Speaking on International Day of Persons with Disabilities, Hawking, whose father had motor neurone disease, said the day “gives us a moment to talk about the very globally-significant issues that face people with disabilities, and to discuss them in lots of different areas, putting the focus on 1.3 billion people worldwide.
“Hearing the discussions around persons with disabilities, and understanding the depth of inspiration my father gave to so many people across the world, has really given me a moment to reflect on how important his example was.

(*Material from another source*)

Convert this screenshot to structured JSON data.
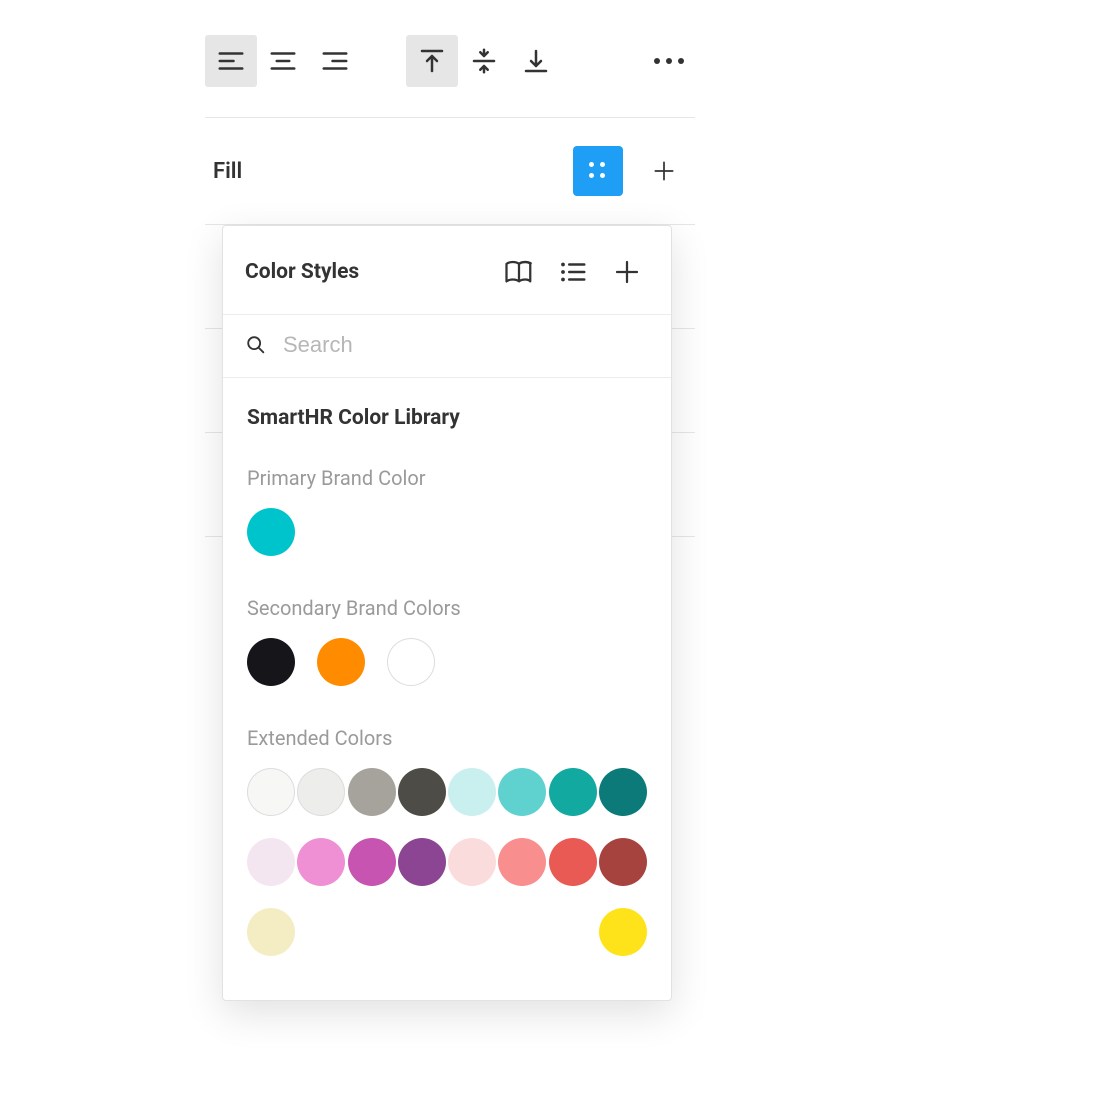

He did battle against a very serious neurodegenerative condition for most of his life, but he never let it stop him. In fact, both my parents faced situations when there was no disabled access. There was no acceptance that disabled people should be independent, should be autonomous, could be self-supporting, and beyond that could make a contribution to the world.”
Hawking ran a space science and storytelling workshop with UAE students from the Manzil Centre for People with Disabilities as part of a special programme of events at the UK Pavilion, which included a panel session, a student book-reading, and a discussion aimed at ‘Redefining Accessibility’.

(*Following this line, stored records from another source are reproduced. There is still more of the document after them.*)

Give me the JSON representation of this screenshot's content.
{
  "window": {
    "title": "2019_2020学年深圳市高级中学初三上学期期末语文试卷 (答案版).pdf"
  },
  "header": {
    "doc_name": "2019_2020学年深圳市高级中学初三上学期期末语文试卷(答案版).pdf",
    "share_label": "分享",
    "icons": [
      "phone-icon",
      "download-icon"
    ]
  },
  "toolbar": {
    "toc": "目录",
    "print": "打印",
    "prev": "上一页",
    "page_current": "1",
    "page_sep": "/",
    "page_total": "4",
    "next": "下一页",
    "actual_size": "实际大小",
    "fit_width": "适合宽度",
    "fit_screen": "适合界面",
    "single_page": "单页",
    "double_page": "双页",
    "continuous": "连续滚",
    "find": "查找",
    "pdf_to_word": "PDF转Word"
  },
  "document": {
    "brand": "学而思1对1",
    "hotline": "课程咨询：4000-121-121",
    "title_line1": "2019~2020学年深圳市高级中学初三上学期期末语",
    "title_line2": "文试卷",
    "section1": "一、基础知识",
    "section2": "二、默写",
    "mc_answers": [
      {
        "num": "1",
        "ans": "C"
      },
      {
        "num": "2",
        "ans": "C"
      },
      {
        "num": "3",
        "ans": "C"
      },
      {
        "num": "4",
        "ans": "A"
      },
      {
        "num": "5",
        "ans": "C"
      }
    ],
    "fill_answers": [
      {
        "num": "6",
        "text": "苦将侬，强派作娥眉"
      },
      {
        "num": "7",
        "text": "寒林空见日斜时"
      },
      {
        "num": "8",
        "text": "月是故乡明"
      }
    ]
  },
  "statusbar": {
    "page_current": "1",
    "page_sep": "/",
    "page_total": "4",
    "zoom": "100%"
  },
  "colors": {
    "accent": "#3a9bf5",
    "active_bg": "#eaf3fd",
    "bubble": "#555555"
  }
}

She also contributed the word ‘unity’ to the UK Pavilion’s AI algorithm, which uses donated words from visitors to construct a message to the stars, displayed on the outside of the pavilion – and was inspired by one of her father’s final projects.
She said: “What astronauts see when they go into space, and they look at the Earth, is this one planet where we all live. So it’s one planet, one human race, and the challenges we face are global now. So my message would be about unity, and the need for collaboration within for us to work together, to cooperate, and to stop dividing ourselves into ever smaller parts.”

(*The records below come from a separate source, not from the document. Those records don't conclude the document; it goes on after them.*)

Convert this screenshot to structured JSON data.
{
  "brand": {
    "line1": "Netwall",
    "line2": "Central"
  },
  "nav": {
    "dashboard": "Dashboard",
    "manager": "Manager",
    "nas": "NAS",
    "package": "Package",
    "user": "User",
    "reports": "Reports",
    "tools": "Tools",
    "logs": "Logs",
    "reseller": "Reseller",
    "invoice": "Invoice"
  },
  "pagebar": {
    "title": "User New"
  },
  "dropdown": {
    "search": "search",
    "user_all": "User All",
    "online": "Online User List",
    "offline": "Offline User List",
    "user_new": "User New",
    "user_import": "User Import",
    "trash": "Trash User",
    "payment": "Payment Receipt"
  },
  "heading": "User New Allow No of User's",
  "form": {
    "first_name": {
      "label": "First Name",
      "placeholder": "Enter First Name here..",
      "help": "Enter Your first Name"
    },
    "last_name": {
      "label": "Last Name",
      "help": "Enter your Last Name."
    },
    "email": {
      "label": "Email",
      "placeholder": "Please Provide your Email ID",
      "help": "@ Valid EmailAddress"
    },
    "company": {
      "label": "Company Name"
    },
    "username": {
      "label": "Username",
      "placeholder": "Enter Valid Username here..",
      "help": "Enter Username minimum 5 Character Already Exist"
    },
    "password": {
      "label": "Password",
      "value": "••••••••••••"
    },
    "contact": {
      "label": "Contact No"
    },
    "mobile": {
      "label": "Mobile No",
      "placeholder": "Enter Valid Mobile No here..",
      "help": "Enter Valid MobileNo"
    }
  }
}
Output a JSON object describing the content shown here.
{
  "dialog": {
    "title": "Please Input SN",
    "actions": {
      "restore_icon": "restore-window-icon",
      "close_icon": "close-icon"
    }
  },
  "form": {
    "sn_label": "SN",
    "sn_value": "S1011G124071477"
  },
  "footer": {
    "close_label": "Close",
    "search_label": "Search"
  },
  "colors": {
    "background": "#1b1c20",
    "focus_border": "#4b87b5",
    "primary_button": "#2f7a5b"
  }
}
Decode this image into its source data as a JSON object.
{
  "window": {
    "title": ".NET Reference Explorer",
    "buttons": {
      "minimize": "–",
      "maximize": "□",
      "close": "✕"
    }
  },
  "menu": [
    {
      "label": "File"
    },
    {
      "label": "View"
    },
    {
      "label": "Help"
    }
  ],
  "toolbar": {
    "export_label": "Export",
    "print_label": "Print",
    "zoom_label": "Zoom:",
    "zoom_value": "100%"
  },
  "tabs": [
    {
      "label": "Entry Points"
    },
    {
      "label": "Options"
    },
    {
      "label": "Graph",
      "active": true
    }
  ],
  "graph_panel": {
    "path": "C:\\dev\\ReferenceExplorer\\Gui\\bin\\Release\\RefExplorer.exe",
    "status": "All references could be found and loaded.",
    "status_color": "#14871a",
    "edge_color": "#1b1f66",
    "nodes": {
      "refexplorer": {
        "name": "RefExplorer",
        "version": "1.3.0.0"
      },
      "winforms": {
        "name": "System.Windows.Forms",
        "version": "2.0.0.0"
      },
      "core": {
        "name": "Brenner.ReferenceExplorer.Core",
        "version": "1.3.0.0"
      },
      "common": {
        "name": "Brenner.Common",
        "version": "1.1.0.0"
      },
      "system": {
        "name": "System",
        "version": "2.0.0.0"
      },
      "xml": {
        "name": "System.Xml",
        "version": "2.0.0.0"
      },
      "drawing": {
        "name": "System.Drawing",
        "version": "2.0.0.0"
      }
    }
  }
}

Both Hawking and her father were passionate about making science attractive to children, she said.
“What we tried to do was to make science very inclusive at an early level, to encourage and inspire all kids to think that science was about them, and that it wasn’t something frightening or difficult.
“My father was really good at getting people to care about science. He had such a great way of phrasing things. He was very funny, he was very clear, and he could present things in a very relatable way. So I realised this was an approach we could use with kids for explaining things in an entertaining, unpatronising, accurate way, and put it into a storytelling context.”
Lucy and Stephen Hawking wrote several books together on science for young readers, including George’s Secret Key – an adventure that reveals fascinating information about our universe, including black holes as George is taken through the vastness of space by a scientist, his daughter, and their super-computer named Cosmos.